Whilst the idea of getting your child a pet might fill you with idyllic thoughts of them being best buddies, with a cosy creature snuggled up at the foot of their bed, there are a number of factors to consider before you offer that new furry friend a furever home.
Benefits Of Children Having Pets
According to Statista’s 2017/18 findings, approximately 45% of UK households have a pet, the leading candidates being dogs and cats (26% and 18% respectively). That’s a lot of children with pets! So what impact can a pet have on a child?
A child can get a sense of responsibility, discipline and routine by having a pet in the home due to daily feeding, walking and cleaning schedules. But did you know that family pets can also help a child with emotional support, relieving stress, self-esteem and emotional intelligence.

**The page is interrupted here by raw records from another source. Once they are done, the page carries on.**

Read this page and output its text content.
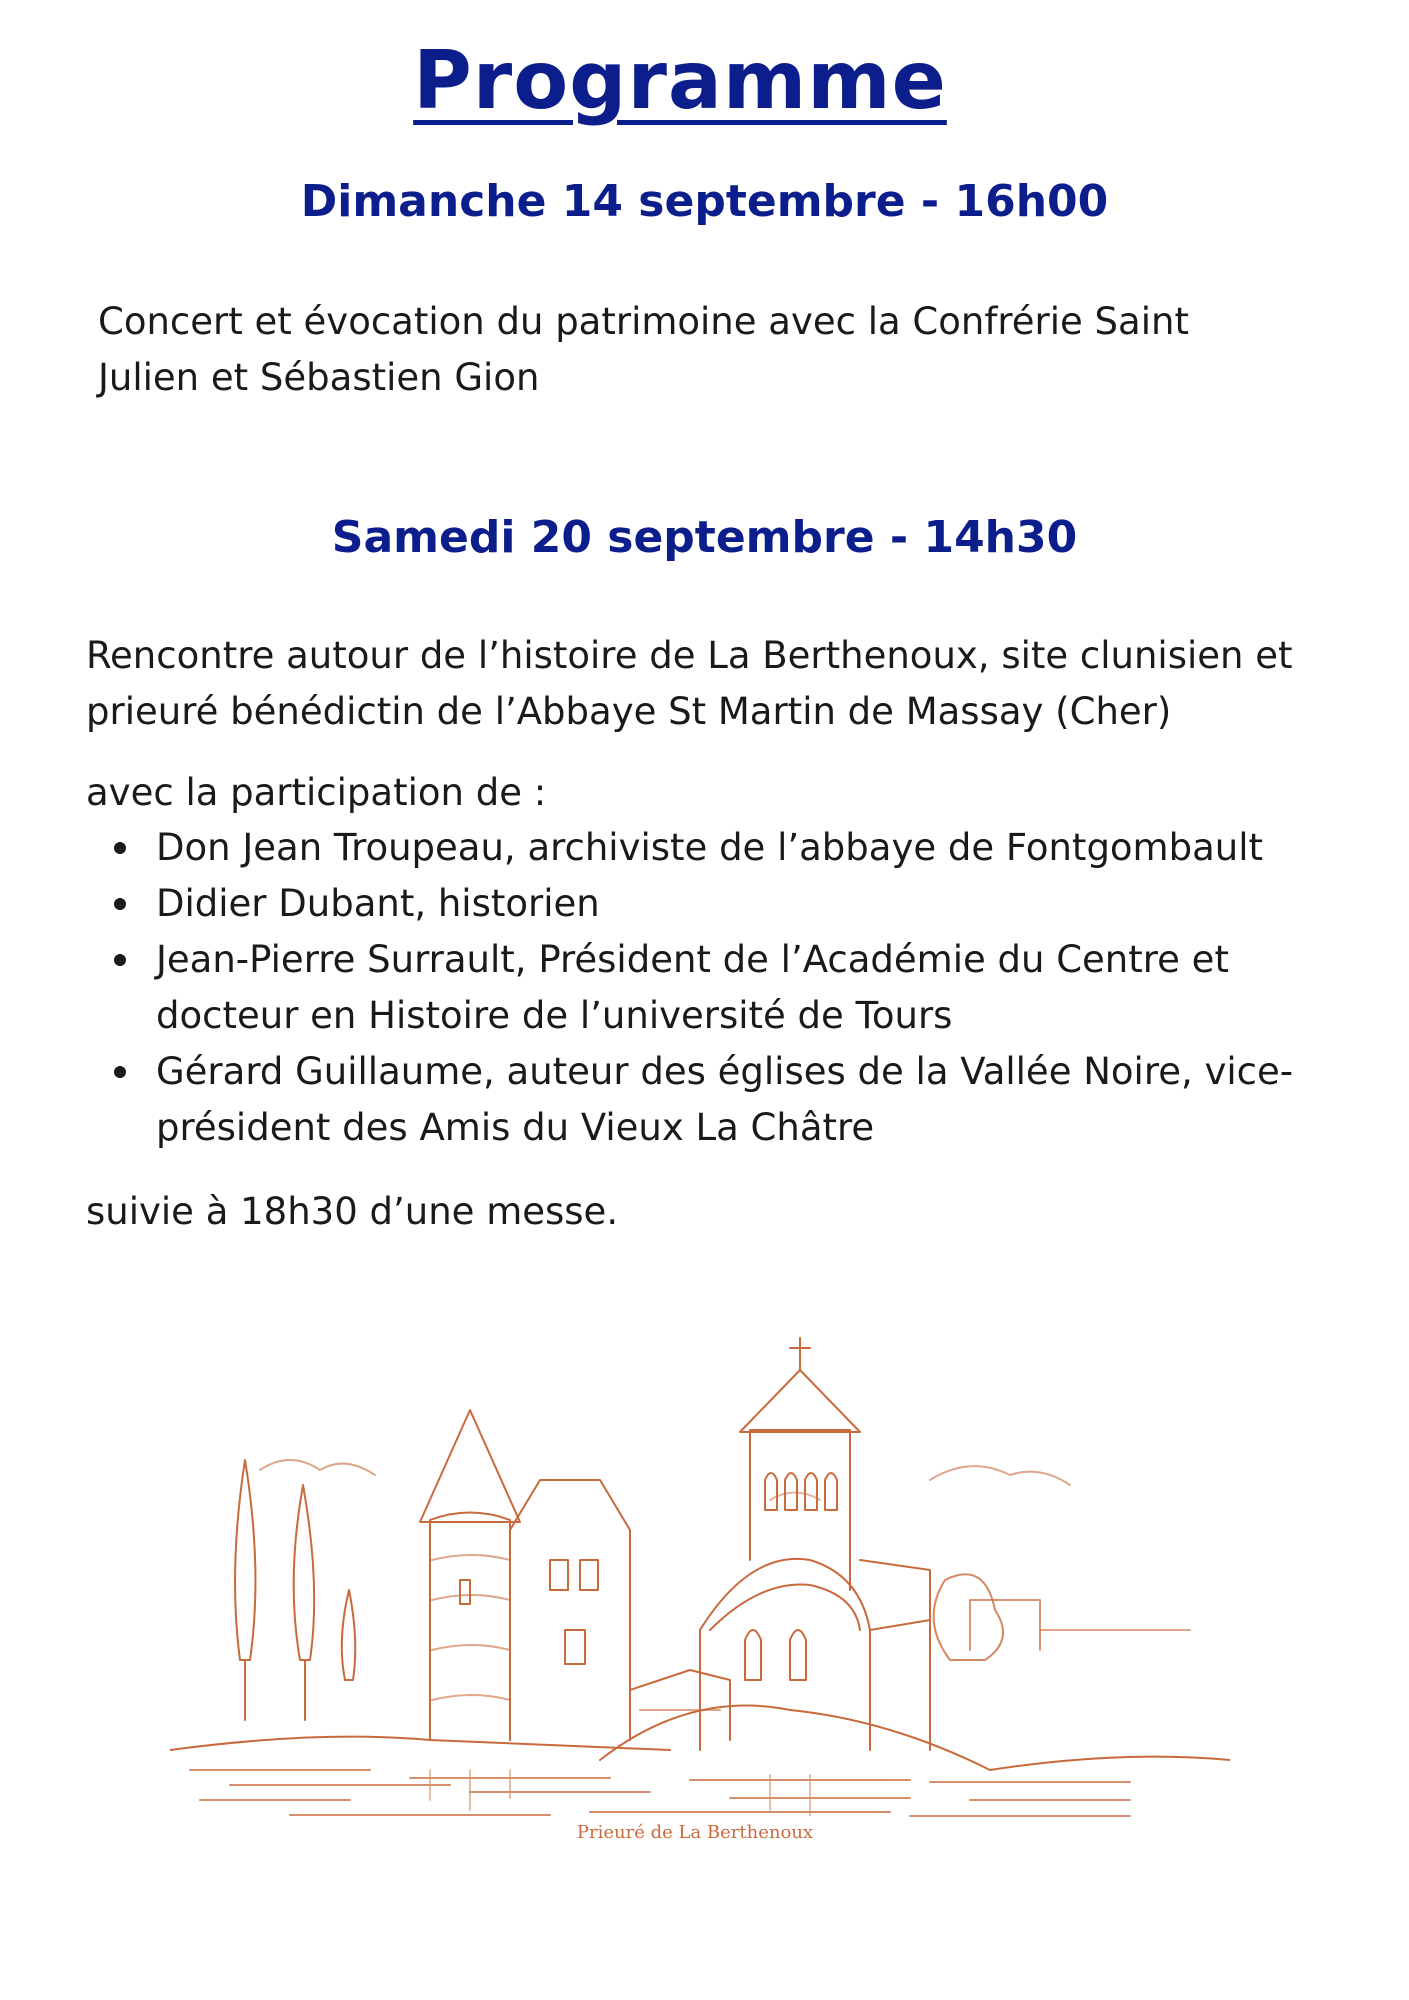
Programme
Dimanche 14 septembre - 16h00

Concert et évocation du patrimoine avec la Confrérie Saint Julien et Sébastien Gion

Samedi 20 septembre - 14h30

Rencontre autour de l’histoire de La Berthenoux, site clunisien et prieuré bénédictin de l’Abbaye St Martin de Massay (Cher)

avec la participation de :

Don Jean Troupeau, archiviste de l’abbaye de Fontgombault
Didier Dubant, historien
Jean-Pierre Surrault, Président de l’Académie du Centre et docteur en Histoire de l’université de Tours
Gérard Guillaume, auteur des églises de la Vallée Noire, vice-président des Amis du Vieux La Châtre

suivie à 18h30 d’une messe.

Prieuré de La Berthenoux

By getting your child a pet, strong bonds can be formed and can encourage socialising, and even a more active lifestyle which can help improve motor skills!
Will Your Lifestyle Allow For A Pet?
Will your home allow for the introduction of a pet, for example rented properties may not allow larger pets such as dogs, but check to see if a smaller animal, such as a hamster or fish, is ok. Even home owners struggle to find space for certain pets, for example the size and security of a garden can cause issues.
Do you work long hours, and is your child busy with homework and after-school activities? Some people are aware that getting a dog wouldn’t suit their busy lives, but be aware that smaller animals such as rabbits and guinea pigs also need one-to-one time every day. Always research the amount of time your preferred pet will take up if you’re thinking of getting your child a pet. It’s probably a lot more than you realise!
Is Your Child Ready For A Pet?
Consider age appropriate pets for the safety or your child, and the pet.
- Toddler; Start small. A fish, or perhaps a worm farm? Something that can be kept away from the child’s direct access, but will fascinate them to watch it.
- Pre-Schoolers; Small furries are great for this age. If your child’s able to sit quietly and gently stroke a guinea pig or rabbit, offering some tasty treats, small furries can help teach compassion and respect for others.
- Ages 5+; You may be ready to consider a family dog at this age if your circumstances will allow.
No Child Should Be 100% Responsible For Any Pet
Remember, any pet brought into the family home is a ‘family pet‘, not the direct responsibility of the child – no matter how much they plead and promise to feed / clean / walk it every day. Even if your child is responsible, able to get ready for school and complete tasks without prompting, no pet should be bought with the intention of being a child’s sole responsibility.
Pre-empt the fact that they may lose interest, so please only consider getting your child a pet if you’re willing to be it’s primary carer.